As a yearling, he was sent to Ocala, Florida, to the master horsemen Art Fisher.

== Two-year-old season ==
Eddington was a late-developing colt and only raced once as two-year-old. He placed second in his first time out.

== Three-year-old season ==
At age three, Eddington won his maiden race and an allowance, both at Gulfstream Park. He started the year by winning the Grade III Calder Derby at nine furlongs on the turf at Calder Race Course on New Year's Day. He also finished in the money in five graded stakes races later that year.

On the road to the Triple Crown, Eddington placed third in New York City's two biggest prep races at Aqueduct Racetrack. He finished third to Saratoga County in the $250,000 Grade III Gotham Stakes. Then he was third in the $750,000 Grade I Wood Memorial Stakes to Tapit.

Trainer Mark Hennig then entered Eddington in the $1,000,000 Grade I Preakness Stakes at Pimlico Race Course. As the field of eleven stakes winners went into the club house turn, Derby runner-up Lion Heart led while eventual Horse of the Year Smarty Jones sat off his flank as Eddington fell back to a stalker's position in sixth. Going into the far turn, Lion Heart sprinted out to a three- length lead as most of the field bunched up. As the field hit the top of the stretch, Smarty Jones passed Lion Heart and widened his lead with every stride. Eddington was seventh but started closing on the leaders except Smarty Jones, who broke a 130-year-old record for largest winning margin in the Preakness . Rock Hard Ten finished second and Eddington finished third, earning $100,000.

Later that summer, Eddington closed late again to place third in the Grade I Travers Stakes at Saratoga Race Course to Belmont winner Birdstone. He followed that up with a runner-up finish in the autumn in the Grade III Pegasus Stakes at Meadowlands Racetrack.

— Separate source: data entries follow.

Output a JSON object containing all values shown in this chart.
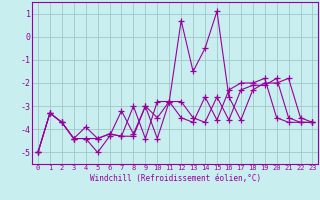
{
  "x": [
    0,
    1,
    2,
    3,
    4,
    5,
    6,
    7,
    8,
    9,
    10,
    11,
    12,
    13,
    14,
    15,
    16,
    17,
    18,
    19,
    20,
    21,
    22,
    23
  ],
  "line1": [
    -5.0,
    -3.3,
    -3.7,
    -4.4,
    -4.4,
    -5.0,
    -4.3,
    -3.2,
    -4.2,
    -3.0,
    -3.5,
    -2.8,
    0.7,
    -1.5,
    -0.5,
    1.1,
    -2.6,
    -3.6,
    -2.3,
    -2.0,
    -2.0,
    -1.8,
    -3.5,
    -3.7
  ],
  "line2": [
    -5.0,
    -3.3,
    -3.7,
    -4.4,
    -3.9,
    -4.4,
    -4.2,
    -4.3,
    -4.3,
    -3.0,
    -4.4,
    -2.8,
    -2.8,
    -3.5,
    -3.7,
    -2.6,
    -3.6,
    -2.3,
    -2.1,
    -2.1,
    -1.8,
    -3.5,
    -3.7,
    -3.7
  ],
  "line3": [
    -5.0,
    -3.3,
    -3.7,
    -4.4,
    -4.4,
    -4.4,
    -4.2,
    -4.3,
    -3.0,
    -4.4,
    -2.8,
    -2.8,
    -3.5,
    -3.7,
    -2.6,
    -3.6,
    -2.3,
    -2.0,
    -2.0,
    -1.8,
    -3.5,
    -3.7,
    -3.7,
    -3.7
  ],
  "ylim": [
    -5.5,
    1.5
  ],
  "xlim": [
    -0.5,
    23.5
  ],
  "yticks": [
    1,
    0,
    -1,
    -2,
    -3,
    -4,
    -5
  ],
  "xticks": [
    0,
    1,
    2,
    3,
    4,
    5,
    6,
    7,
    8,
    9,
    10,
    11,
    12,
    13,
    14,
    15,
    16,
    17,
    18,
    19,
    20,
    21,
    22,
    23
  ],
  "line_color": "#990099",
  "bg_color": "#c8eef0",
  "grid_color": "#9bbfc0",
  "xlabel": "Windchill (Refroidissement éolien,°C)",
  "marker": "+",
  "markersize": 4,
  "linewidth": 0.8,
  "tick_fontsize": 5,
  "xlabel_fontsize": 5.5
}
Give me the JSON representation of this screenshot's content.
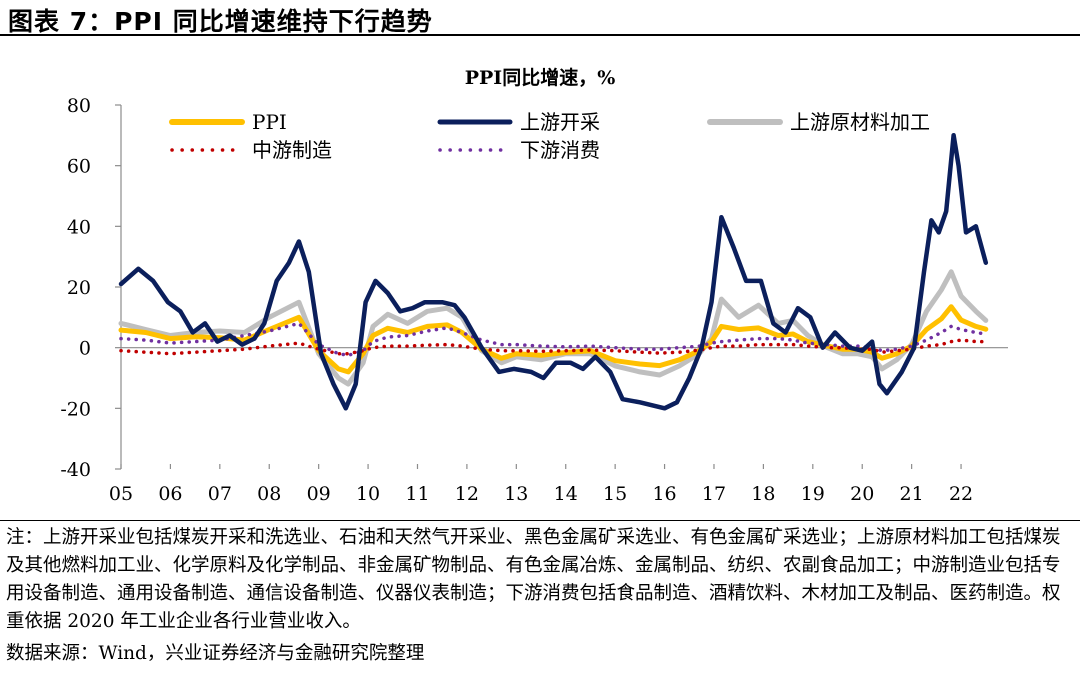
{
  "figure": {
    "title": "图表 7：PPI 同比增速维持下行趋势",
    "note": "注：上游开采业包括煤炭开采和洗选业、石油和天然气开采业、黑色金属矿采选业、有色金属矿采选业；上游原材料加工包括煤炭及其他燃料加工业、化学原料及化学制品、非金属矿物制品、有色金属冶炼、金属制品、纺织、农副食品加工；中游制造业包括专用设备制造、通用设备制造、通信设备制造、仪器仪表制造；下游消费包括食品制造、酒精饮料、木材加工及制品、医药制造。权重依据 2020 年工业企业各行业营业收入。",
    "source": "数据来源：Wind，兴业证券经济与金融研究院整理"
  },
  "chart_data": {
    "type": "line",
    "title": "PPI同比增速，%",
    "xlabel": "",
    "ylabel": "",
    "ylim": [
      -40,
      80
    ],
    "yticks": [
      "80",
      "60",
      "40",
      "20",
      "0",
      "-20",
      "-40"
    ],
    "xlim": [
      2005.0,
      2022.95
    ],
    "xtick_labels": [
      "05",
      "06",
      "07",
      "08",
      "09",
      "10",
      "11",
      "12",
      "13",
      "14",
      "15",
      "16",
      "17",
      "18",
      "19",
      "20",
      "21",
      "22"
    ],
    "legend_position": "top",
    "series": [
      {
        "name": "PPI",
        "color": "#FFC000",
        "style": "solid",
        "points": [
          [
            2005.0,
            5.8
          ],
          [
            2005.5,
            5.0
          ],
          [
            2006.0,
            3.0
          ],
          [
            2006.5,
            3.6
          ],
          [
            2007.0,
            3.3
          ],
          [
            2007.5,
            2.5
          ],
          [
            2008.0,
            6.0
          ],
          [
            2008.6,
            10.0
          ],
          [
            2009.0,
            -1.0
          ],
          [
            2009.4,
            -7.0
          ],
          [
            2009.6,
            -8.0
          ],
          [
            2009.9,
            -2.0
          ],
          [
            2010.1,
            4.0
          ],
          [
            2010.4,
            6.4
          ],
          [
            2010.8,
            5.0
          ],
          [
            2011.2,
            7.0
          ],
          [
            2011.6,
            7.5
          ],
          [
            2011.9,
            5.0
          ],
          [
            2012.3,
            -0.5
          ],
          [
            2012.7,
            -3.5
          ],
          [
            2013.0,
            -2.0
          ],
          [
            2013.5,
            -2.5
          ],
          [
            2014.0,
            -1.6
          ],
          [
            2014.5,
            -1.0
          ],
          [
            2015.0,
            -4.3
          ],
          [
            2015.5,
            -5.4
          ],
          [
            2015.9,
            -5.9
          ],
          [
            2016.3,
            -4.0
          ],
          [
            2016.7,
            -1.0
          ],
          [
            2016.95,
            2.0
          ],
          [
            2017.15,
            7.0
          ],
          [
            2017.5,
            6.0
          ],
          [
            2017.9,
            6.5
          ],
          [
            2018.3,
            4.0
          ],
          [
            2018.6,
            4.5
          ],
          [
            2018.9,
            2.0
          ],
          [
            2019.3,
            0.5
          ],
          [
            2019.6,
            -0.5
          ],
          [
            2019.9,
            -0.5
          ],
          [
            2020.2,
            -1.5
          ],
          [
            2020.4,
            -3.5
          ],
          [
            2020.7,
            -2.0
          ],
          [
            2021.0,
            0.5
          ],
          [
            2021.3,
            6.0
          ],
          [
            2021.6,
            9.5
          ],
          [
            2021.8,
            13.5
          ],
          [
            2022.0,
            9.1
          ],
          [
            2022.3,
            7.0
          ],
          [
            2022.5,
            6.1
          ]
        ]
      },
      {
        "name": "上游开采",
        "color": "#0B1F5C",
        "style": "solid",
        "points": [
          [
            2005.0,
            21.0
          ],
          [
            2005.35,
            26.0
          ],
          [
            2005.65,
            22.0
          ],
          [
            2005.95,
            15.0
          ],
          [
            2006.2,
            12.0
          ],
          [
            2006.45,
            5.0
          ],
          [
            2006.7,
            8.0
          ],
          [
            2006.95,
            2.0
          ],
          [
            2007.2,
            4.0
          ],
          [
            2007.45,
            1.0
          ],
          [
            2007.7,
            3.0
          ],
          [
            2007.9,
            8.0
          ],
          [
            2008.15,
            22.0
          ],
          [
            2008.4,
            28.0
          ],
          [
            2008.6,
            35.0
          ],
          [
            2008.8,
            25.0
          ],
          [
            2009.05,
            -2.0
          ],
          [
            2009.3,
            -12.0
          ],
          [
            2009.55,
            -20.0
          ],
          [
            2009.75,
            -12.0
          ],
          [
            2009.95,
            15.0
          ],
          [
            2010.15,
            22.0
          ],
          [
            2010.4,
            18.0
          ],
          [
            2010.65,
            12.0
          ],
          [
            2010.9,
            13.0
          ],
          [
            2011.15,
            15.0
          ],
          [
            2011.5,
            15.0
          ],
          [
            2011.75,
            14.0
          ],
          [
            2011.95,
            10.0
          ],
          [
            2012.3,
            0.0
          ],
          [
            2012.65,
            -8.0
          ],
          [
            2012.95,
            -7.0
          ],
          [
            2013.3,
            -8.0
          ],
          [
            2013.55,
            -10.0
          ],
          [
            2013.8,
            -5.0
          ],
          [
            2014.1,
            -5.0
          ],
          [
            2014.35,
            -7.0
          ],
          [
            2014.6,
            -3.0
          ],
          [
            2014.9,
            -8.0
          ],
          [
            2015.15,
            -17.0
          ],
          [
            2015.5,
            -18.0
          ],
          [
            2015.75,
            -19.0
          ],
          [
            2016.0,
            -20.0
          ],
          [
            2016.25,
            -18.0
          ],
          [
            2016.5,
            -10.0
          ],
          [
            2016.75,
            0.0
          ],
          [
            2016.95,
            15.0
          ],
          [
            2017.15,
            43.0
          ],
          [
            2017.4,
            33.0
          ],
          [
            2017.65,
            22.0
          ],
          [
            2017.95,
            22.0
          ],
          [
            2018.2,
            8.0
          ],
          [
            2018.45,
            5.0
          ],
          [
            2018.7,
            13.0
          ],
          [
            2018.95,
            10.0
          ],
          [
            2019.2,
            0.0
          ],
          [
            2019.45,
            5.0
          ],
          [
            2019.75,
            0.0
          ],
          [
            2020.0,
            -1.0
          ],
          [
            2020.2,
            2.0
          ],
          [
            2020.35,
            -12.0
          ],
          [
            2020.5,
            -15.0
          ],
          [
            2020.8,
            -8.0
          ],
          [
            2021.05,
            0.0
          ],
          [
            2021.25,
            25.0
          ],
          [
            2021.4,
            42.0
          ],
          [
            2021.55,
            38.0
          ],
          [
            2021.7,
            45.0
          ],
          [
            2021.85,
            70.0
          ],
          [
            2021.95,
            60.0
          ],
          [
            2022.1,
            38.0
          ],
          [
            2022.3,
            40.0
          ],
          [
            2022.5,
            28.0
          ]
        ]
      },
      {
        "name": "上游原材料加工",
        "color": "#BFBFBF",
        "style": "solid",
        "points": [
          [
            2005.0,
            8.0
          ],
          [
            2005.5,
            6.0
          ],
          [
            2006.0,
            4.0
          ],
          [
            2006.5,
            5.0
          ],
          [
            2007.0,
            5.5
          ],
          [
            2007.5,
            5.0
          ],
          [
            2008.0,
            10.0
          ],
          [
            2008.6,
            15.0
          ],
          [
            2009.0,
            -2.0
          ],
          [
            2009.4,
            -10.0
          ],
          [
            2009.6,
            -12.0
          ],
          [
            2009.9,
            -5.0
          ],
          [
            2010.1,
            7.0
          ],
          [
            2010.4,
            11.0
          ],
          [
            2010.8,
            8.0
          ],
          [
            2011.2,
            12.0
          ],
          [
            2011.6,
            13.0
          ],
          [
            2011.9,
            10.0
          ],
          [
            2012.3,
            -1.0
          ],
          [
            2012.7,
            -5.0
          ],
          [
            2013.0,
            -3.0
          ],
          [
            2013.5,
            -4.0
          ],
          [
            2014.0,
            -2.0
          ],
          [
            2014.5,
            -2.0
          ],
          [
            2015.0,
            -6.0
          ],
          [
            2015.5,
            -8.0
          ],
          [
            2015.9,
            -9.0
          ],
          [
            2016.3,
            -6.0
          ],
          [
            2016.7,
            -2.0
          ],
          [
            2016.95,
            3.0
          ],
          [
            2017.15,
            16.0
          ],
          [
            2017.5,
            10.0
          ],
          [
            2017.9,
            14.0
          ],
          [
            2018.3,
            8.0
          ],
          [
            2018.6,
            9.0
          ],
          [
            2018.9,
            4.0
          ],
          [
            2019.3,
            0.0
          ],
          [
            2019.6,
            -2.0
          ],
          [
            2019.9,
            -2.0
          ],
          [
            2020.2,
            -3.0
          ],
          [
            2020.4,
            -7.0
          ],
          [
            2020.7,
            -4.0
          ],
          [
            2021.0,
            1.0
          ],
          [
            2021.3,
            12.0
          ],
          [
            2021.6,
            19.0
          ],
          [
            2021.8,
            25.0
          ],
          [
            2022.0,
            17.0
          ],
          [
            2022.3,
            12.0
          ],
          [
            2022.5,
            9.0
          ]
        ]
      },
      {
        "name": "中游制造",
        "color": "#C00000",
        "style": "dotted",
        "points": [
          [
            2005.0,
            -1.0
          ],
          [
            2005.5,
            -1.5
          ],
          [
            2006.0,
            -2.0
          ],
          [
            2006.5,
            -1.5
          ],
          [
            2007.0,
            -1.0
          ],
          [
            2007.5,
            -0.5
          ],
          [
            2008.0,
            0.5
          ],
          [
            2008.6,
            1.5
          ],
          [
            2009.0,
            -0.5
          ],
          [
            2009.4,
            -2.0
          ],
          [
            2009.6,
            -2.0
          ],
          [
            2009.9,
            -1.0
          ],
          [
            2010.1,
            0.0
          ],
          [
            2010.4,
            0.5
          ],
          [
            2010.8,
            0.5
          ],
          [
            2011.2,
            0.8
          ],
          [
            2011.6,
            1.0
          ],
          [
            2011.9,
            0.5
          ],
          [
            2012.3,
            -0.5
          ],
          [
            2012.7,
            -1.0
          ],
          [
            2013.0,
            -1.0
          ],
          [
            2013.5,
            -1.2
          ],
          [
            2014.0,
            -1.0
          ],
          [
            2014.5,
            -0.8
          ],
          [
            2015.0,
            -1.0
          ],
          [
            2015.5,
            -1.5
          ],
          [
            2015.9,
            -1.8
          ],
          [
            2016.3,
            -1.5
          ],
          [
            2016.7,
            -0.8
          ],
          [
            2016.95,
            0.0
          ],
          [
            2017.15,
            0.5
          ],
          [
            2017.5,
            0.5
          ],
          [
            2017.9,
            1.0
          ],
          [
            2018.3,
            1.0
          ],
          [
            2018.6,
            1.0
          ],
          [
            2018.9,
            0.5
          ],
          [
            2019.3,
            0.0
          ],
          [
            2019.6,
            0.0
          ],
          [
            2019.9,
            -0.5
          ],
          [
            2020.2,
            -0.5
          ],
          [
            2020.4,
            -1.5
          ],
          [
            2020.7,
            -1.0
          ],
          [
            2021.0,
            -0.5
          ],
          [
            2021.3,
            0.5
          ],
          [
            2021.6,
            1.0
          ],
          [
            2021.8,
            2.0
          ],
          [
            2022.0,
            2.5
          ],
          [
            2022.3,
            2.0
          ],
          [
            2022.5,
            2.0
          ]
        ]
      },
      {
        "name": "下游消费",
        "color": "#7030A0",
        "style": "dotted",
        "points": [
          [
            2005.0,
            3.0
          ],
          [
            2005.5,
            2.5
          ],
          [
            2006.0,
            1.5
          ],
          [
            2006.5,
            2.0
          ],
          [
            2007.0,
            2.5
          ],
          [
            2007.5,
            4.0
          ],
          [
            2008.0,
            5.5
          ],
          [
            2008.6,
            8.0
          ],
          [
            2009.0,
            1.0
          ],
          [
            2009.4,
            -2.0
          ],
          [
            2009.6,
            -2.5
          ],
          [
            2009.9,
            -1.0
          ],
          [
            2010.1,
            2.0
          ],
          [
            2010.4,
            3.5
          ],
          [
            2010.8,
            4.0
          ],
          [
            2011.2,
            5.5
          ],
          [
            2011.6,
            6.5
          ],
          [
            2011.9,
            5.0
          ],
          [
            2012.3,
            2.5
          ],
          [
            2012.7,
            1.0
          ],
          [
            2013.0,
            1.0
          ],
          [
            2013.5,
            0.5
          ],
          [
            2014.0,
            0.3
          ],
          [
            2014.5,
            0.5
          ],
          [
            2015.0,
            0.0
          ],
          [
            2015.5,
            -0.5
          ],
          [
            2015.9,
            -0.5
          ],
          [
            2016.3,
            0.0
          ],
          [
            2016.7,
            0.5
          ],
          [
            2016.95,
            1.5
          ],
          [
            2017.15,
            2.0
          ],
          [
            2017.5,
            2.5
          ],
          [
            2017.9,
            3.0
          ],
          [
            2018.3,
            3.0
          ],
          [
            2018.6,
            2.5
          ],
          [
            2018.9,
            1.5
          ],
          [
            2019.3,
            1.0
          ],
          [
            2019.6,
            0.5
          ],
          [
            2019.9,
            0.5
          ],
          [
            2020.2,
            0.0
          ],
          [
            2020.4,
            -1.0
          ],
          [
            2020.7,
            -0.5
          ],
          [
            2021.0,
            0.5
          ],
          [
            2021.3,
            2.5
          ],
          [
            2021.6,
            5.0
          ],
          [
            2021.8,
            7.0
          ],
          [
            2022.0,
            6.0
          ],
          [
            2022.3,
            5.0
          ],
          [
            2022.5,
            4.5
          ]
        ]
      }
    ]
  }
}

He finished his sophomore season with a record of (11): 3-2-4 and annual earnings of $605,360.

== Four-year-old season ==
At age four, Eddington started the year with a third in the Grade I Donn Handicap behind Saint Liam and Roses In May. He won an allowance race and then won the $300,000 Grade II Gulfstream Park Handicap by 3 1/2 lengths over Pies Prospect, avenging his Pegasus loss. Eddington then finished third again in the Oaklawn Handicap behind Grand Reward and Second of June.

== Pimlico Special win ==
In May 2005, Eddington won his first Grade I race in the $600,000 Pimlico Special at 9 1/2 furlongs on the dirt at Pimlico Race Course in Baltimore, Maryland. In that race, he defeated seven stakes winners, winning by 5 1/2 lengths over highly regarded Pollard's Vision and Presidentialaffair. That race turned out to be his last as Eddington was injured working out one month later. He finished his four-year-old season with a record of (5): 3-0-2 and annual earnings of $602,200.

== Retirement ==
Eddington was retired on June 29, 2005, to Claiborne Farm due to soft tissue injury in a front leg. He later began his stallion career at Claiborne Farm in Paris, Kentucky.

In the 2008 breeding season, Eddington's stud fee was $20,000. In October 2008, Claiborne Farm announced it would drop his stud fee to $15,000 for the 2009 breeding season. For the 2010 breeding season, Eddington's stud fee was halved to $7500.

In 2009, Eddington's progeny has had ten different race winners.

In 2013, Eddington was relocated to Don and Karen Cohn's Ballena Vista Farm in Ramona, California.

Eddington's 2019 stud fee is listed on the farm's web site as $3500 LFSN.